Nicki factors into the (low-grade) thriller/mystery aspect of the plot in ways I wouldn't explain even if I wasn't confused about it, but mainly seems to be given more stage time to as to have a second terrific singer to handle some of the Whitney Houston songbook.

Mills as Frank doesn't do any singing save for a somewhat comical bit in a karaoke bar, and any chemistry between him and Cox feels lukewarm at best.

Other than Baldeo's nice turn as Fletcher (Kevelin B. Jones III shares the role on a rotating basis), no other characters are particularly major nor distinguished here, though Jorge Paniagua merits mention for ably embodying Rachel's creepy stalker.

Even with Lawrence Kasdan's film script adapted by Alexander Dinelaris--who won an Oscar for co-writing Birdman and penned a strong book for another jukebox musical, Emilio & Gloria Estefan's On Your Feet!--the storytelling lacks clarity, the romance feels forced and the pacing has some weird pauses. 

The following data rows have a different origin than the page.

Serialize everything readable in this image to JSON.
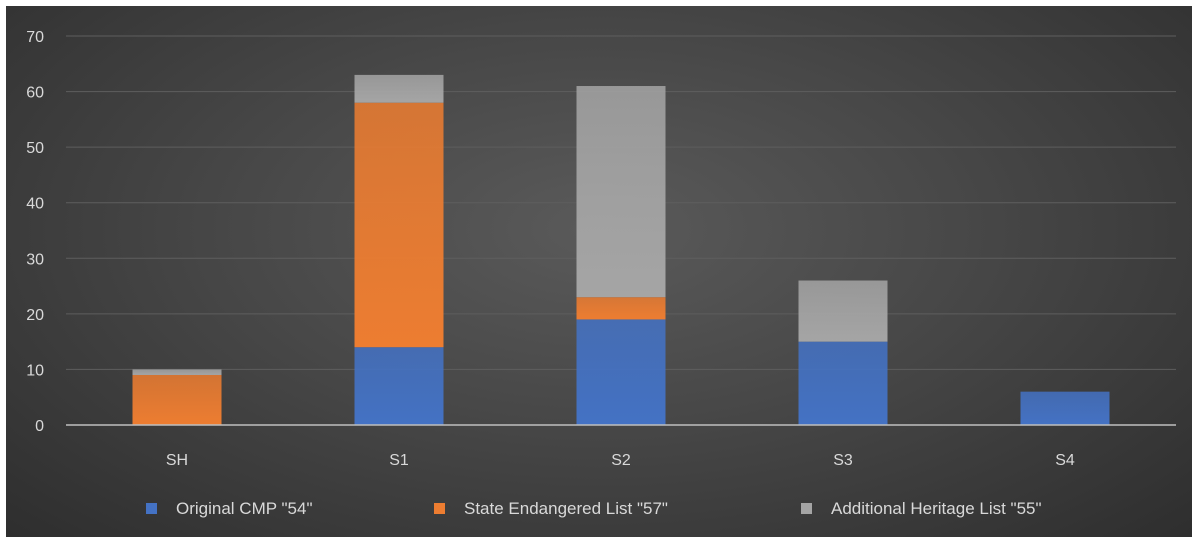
{
  "chart_data": {
    "type": "bar",
    "stacked": true,
    "categories": [
      "SH",
      "S1",
      "S2",
      "S3",
      "S4"
    ],
    "series": [
      {
        "name": "Original CMP \"54\"",
        "color": "#4472c4",
        "values": [
          0,
          14,
          19,
          15,
          6
        ]
      },
      {
        "name": "State Endangered List \"57\"",
        "color": "#ed7d31",
        "values": [
          9,
          44,
          4,
          0,
          0
        ]
      },
      {
        "name": "Additional Heritage List \"55\"",
        "color": "#a5a5a5",
        "values": [
          1,
          5,
          38,
          11,
          0
        ]
      }
    ],
    "ylim": [
      0,
      70
    ],
    "yticks": [
      0,
      10,
      20,
      30,
      40,
      50,
      60,
      70
    ],
    "grid": true,
    "legend": "bottom",
    "title": "",
    "xlabel": "",
    "ylabel": ""
  }
}
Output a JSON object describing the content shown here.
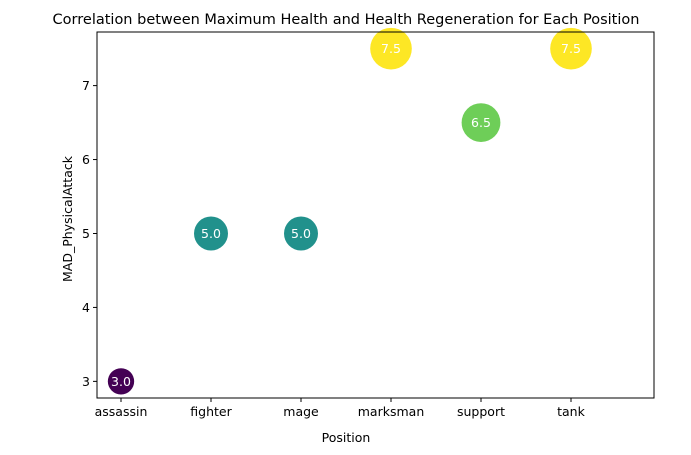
{
  "chart_data": {
    "type": "scatter",
    "title": "Correlation between Maximum Health and Health Regeneration for Each Position",
    "xlabel": "Position",
    "ylabel": "MAD_PhysicalAttack",
    "categories": [
      "assassin",
      "fighter",
      "mage",
      "marksman",
      "support",
      "tank"
    ],
    "values": [
      3.0,
      5.0,
      5.0,
      7.5,
      6.5,
      7.5
    ],
    "labels": [
      "3.0",
      "5.0",
      "5.0",
      "7.5",
      "6.5",
      "7.5"
    ],
    "colors": [
      "#440154",
      "#21918c",
      "#21918c",
      "#fde725",
      "#6ece58",
      "#fde725"
    ],
    "ylim": [
      2.775,
      7.725
    ],
    "yticks": [
      3,
      4,
      5,
      6,
      7
    ],
    "ytick_labels": [
      "3",
      "4",
      "5",
      "6",
      "7"
    ],
    "grid": false,
    "marker_size_by_value": true
  }
}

But when Cox sings "How Will I Know," "Greatest Love of All," "Run to You," "I Have Nothing," "All the Man That I Need," "One Moment in Time" and the closing "I Will Always Love You," and Richardson belts out "Saving All My Love For You," "All At Once" and part of "Run to You," The Bodyguard clearly saves itself from being worthless.

(There's also a "Rachel in concert" medley of "Million Dollar Bill" / "I Wanna Dance With Somebody" / "So Emotional," that really should be devoted entirely to the middle song.)

Cox and Richardson--who also seems she'd be great at Rachel, and is indeed the understudy--may not quite match Whitney Houston's renditions, but disregarding that extremely exalted comparison, both are outstanding vocalists.

Hence, perhaps akin to the movie, the "soundtrack" is really what fuels and saves The Bodyguard musical.

I've long felt that jukebox musicals can be hard to judge as theater, for hearing good versions of numerous songs that one knows and loves, can make for a good time even if in an organically impure way.

And though there's much to be said for originality, nuance, depth and all the things that make for truly wonderful theater--and even remarkable musical theater--it's hard to complain too vociferously about a show that provides robust entertainment.

Despite numerous flaws that deserve to be counted against it, there is--particularly when the two main women are singing--much to applaud in The Bodyguard musical, and at least at face value much to enjoy.

It's not brilliant, it's not essential, it's not Hamilton--though many new Broadway in Chicago subscribers looking to go to that show got this one too--and it's not even Mamma Mia or On Your Feet!

Yet while the Chicago Tribune's Chris Jones gave The Bodyguard just 1-1/2 out of 4 stars in a rather negative review, I really didn't think it was that bad.

And speaking as someone who couldn't help but know many of Whitney Houston's ubiquitous hits but never owned an album by her, this imperfect musical at least serves to remind that before and beyond the demons that led to her premature death, she was rather tremendously gifted.

Even if not authorized or endorsed by her estate, The Bodyguard shoehorns in enough of her classics so as to protect and preserve her legacy.